Les témoignages sur la vie dans ces tours font penser à bien d’autres habitants de ce genre d’immeubles dans le monde entier. Pensiez-vous que votre film pouvait avoir cette portée universelle ?
Les témoignages relatent en effet des problèmes rencontrés couramment après des années passées dans ce type de logement. J’imagine que dans beaucoup de villes du monde entier, les spectateurs s’y retrouveront. Et cela me réjouit, car il est important que ces voix soient entendues. Et puis cela permet aux spectateurs de s’identifier aux histoires racontées dans le film.
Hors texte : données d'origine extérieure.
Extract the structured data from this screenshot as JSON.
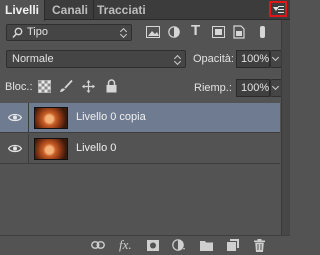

Que pensez-vous des différentes opinions exprimées par les résidents au sujet de la période soviétique ?
C’est une question difficile. Je suis née juste avant l’effondrement du régime, et j’ai vécu mon enfance dans un pays qui s’adaptait avec peine à sa nouvelle indépendance. J’ai trouvé difficile de sélectionner ces opinions au montage car je pensais tout le temps à mon père et à mon grand-père, qui avaient les mêmes discussions. Au final, tous les résidents ont partagé leur expérience avec moi en essayant de s’exprimer le plus honnêtement possible sur le passé et le présent.
Avez-vous envie de réaliser d’autres documentaires ? Ou de vous lancer dans la fiction ?
J’adorerais faire les deux. Pour le moment, encore des documentaires, j’espère, car j’ai de nouvelles idées, et je suis déjà en train de tourner un autre court métrage qui sera plus personnel, car il parle de ma famille. À l’avenir, j’aimerais faire un court métrage de fiction et acquérir de l’expérience.
Diriez-vous que le format court vous a donné une certaine liberté ?
Personnellement, je pense qu’il donne une certaine liberté dans le choix du sujet, mais qu’il est bien plus difficile de monter un court métrage qu’un long. Mais avec l’expérience, on apprend à cibler ce qu’on filme en anticipant sur le montage.
District 16, 16 Floors, 16 People (Quartier n°16 – 16 étages, 16 habitants) a été projeté en compétition internationale.